In multicellular eukarytoes, parallels between adaptive mutation and cancer have been noted, the key being that acquisition of mutations in growth-limited state (stress) allows cells to proliferate.

Humans have three E.coli polIV homologues of unknown function, in the DinB/UmuDC/Rad30/Rev1 superfamily of DNA polymerises, as well as a homologue known to carry out translesion synthesis (the tumour suppressor protein XP-V). DinB1 or polk, a true DinB orthologue, is found in germline and lymphoid cells. More and more geneticists now think that mutation is regulated [7], or at any rate, provoked, and highly non-random.

Indeed, in one study on 12 long-term E coli lines, 36 genes were chosen at random, and 500 bp regions sequenced in four clones from each line and their ancestors [8]. Several mutations were found in a few lines that evolved mutator phenotypes, but no mutations were found in any of the 8 lines that retained functional DNA repair throughout the 20 000 generations experiment. This confirms the low level of 'spontaneous' or unprovoked mutation.

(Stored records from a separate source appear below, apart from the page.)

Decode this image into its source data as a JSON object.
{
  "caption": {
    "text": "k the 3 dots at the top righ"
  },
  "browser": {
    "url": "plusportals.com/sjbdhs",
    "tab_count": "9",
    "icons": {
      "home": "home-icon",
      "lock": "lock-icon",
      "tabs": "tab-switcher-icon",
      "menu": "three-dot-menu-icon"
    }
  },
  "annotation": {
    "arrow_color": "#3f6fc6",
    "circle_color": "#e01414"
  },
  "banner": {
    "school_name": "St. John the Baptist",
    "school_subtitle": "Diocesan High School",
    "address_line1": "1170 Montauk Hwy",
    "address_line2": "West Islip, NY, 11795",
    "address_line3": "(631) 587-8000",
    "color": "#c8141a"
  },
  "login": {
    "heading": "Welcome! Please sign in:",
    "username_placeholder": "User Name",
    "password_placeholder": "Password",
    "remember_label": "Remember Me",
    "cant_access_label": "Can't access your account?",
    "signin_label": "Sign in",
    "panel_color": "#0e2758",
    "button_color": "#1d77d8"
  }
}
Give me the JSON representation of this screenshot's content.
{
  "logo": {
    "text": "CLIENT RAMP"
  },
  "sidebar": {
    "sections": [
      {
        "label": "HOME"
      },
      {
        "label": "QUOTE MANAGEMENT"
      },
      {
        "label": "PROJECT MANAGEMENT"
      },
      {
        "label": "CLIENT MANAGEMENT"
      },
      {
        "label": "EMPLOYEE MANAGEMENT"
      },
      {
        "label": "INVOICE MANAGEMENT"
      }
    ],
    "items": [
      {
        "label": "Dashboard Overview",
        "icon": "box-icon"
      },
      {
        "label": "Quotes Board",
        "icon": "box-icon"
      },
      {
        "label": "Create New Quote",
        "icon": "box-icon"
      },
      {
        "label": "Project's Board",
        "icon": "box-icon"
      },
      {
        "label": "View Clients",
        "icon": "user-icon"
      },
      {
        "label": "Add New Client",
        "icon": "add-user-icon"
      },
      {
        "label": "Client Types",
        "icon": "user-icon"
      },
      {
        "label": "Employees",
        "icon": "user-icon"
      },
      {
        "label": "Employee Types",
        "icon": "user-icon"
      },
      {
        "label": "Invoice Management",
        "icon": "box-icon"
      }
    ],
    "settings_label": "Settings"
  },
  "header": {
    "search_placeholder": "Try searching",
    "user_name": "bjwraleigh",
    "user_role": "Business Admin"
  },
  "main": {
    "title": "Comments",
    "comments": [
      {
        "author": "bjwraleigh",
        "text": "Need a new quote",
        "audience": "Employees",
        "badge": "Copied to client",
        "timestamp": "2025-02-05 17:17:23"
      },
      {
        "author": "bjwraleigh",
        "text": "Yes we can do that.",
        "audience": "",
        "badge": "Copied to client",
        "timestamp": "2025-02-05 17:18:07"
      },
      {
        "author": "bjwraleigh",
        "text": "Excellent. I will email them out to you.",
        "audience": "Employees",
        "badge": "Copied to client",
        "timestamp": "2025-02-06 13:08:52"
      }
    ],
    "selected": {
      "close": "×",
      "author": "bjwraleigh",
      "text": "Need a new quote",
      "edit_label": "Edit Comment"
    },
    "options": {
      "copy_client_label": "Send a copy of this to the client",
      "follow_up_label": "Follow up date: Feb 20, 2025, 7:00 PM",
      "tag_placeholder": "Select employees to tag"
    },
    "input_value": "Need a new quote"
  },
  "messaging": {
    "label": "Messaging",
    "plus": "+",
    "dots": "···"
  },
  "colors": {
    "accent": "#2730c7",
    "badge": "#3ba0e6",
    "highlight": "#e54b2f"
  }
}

Article first published 15/09/04


  1. Delbrück M. Cold Spring Harbor Symp. Quant. Biol. 1946, 11, 154 (cited by Rosenberg SM, 2001).
  2. Tlsty T D, Margolin B H & Lum K. Differences in the rates of gene amplification in nontumorigenic and tumorigenic cell lines as measured by Luria-Delbrück fluctuation analysis. Proc. Natl Acad. Sci. USA 1989, 86, 9441-5.
  3. Cairns J. & Foster P L. Adaptive reversion of a frameshift mutation in Escherichia coli. Genetics 1991, 128, 695-701.
  4. Rosenberg SM. Evolving responsively: adaptive mutation. Nature Reviews Genetics 2001, 2, 504-15.
  5. Bjedov I, Tenaillon O, Gerard B, Souza V, Denamur E, Radman M, Taddei F and Matic I. Stress-induced Mutagenesis in Bacteria. Science 2003, 300, 1404-7.
  6. Rosenberg SM and Hastings PJ. Modulating mutations rates in the wild. Science 2003, 300, 1382-3.
  7. Drake JW. Spontaneous mutation. Ann. Rev. Genet. 1991, 26, 126-46.
  8. Elena SF and Lenski RE. Evolution experiments with microorganisms: the dynamics and genetic bases of adaptation. Nature Reviews Genetics 2003, 4, 457-68.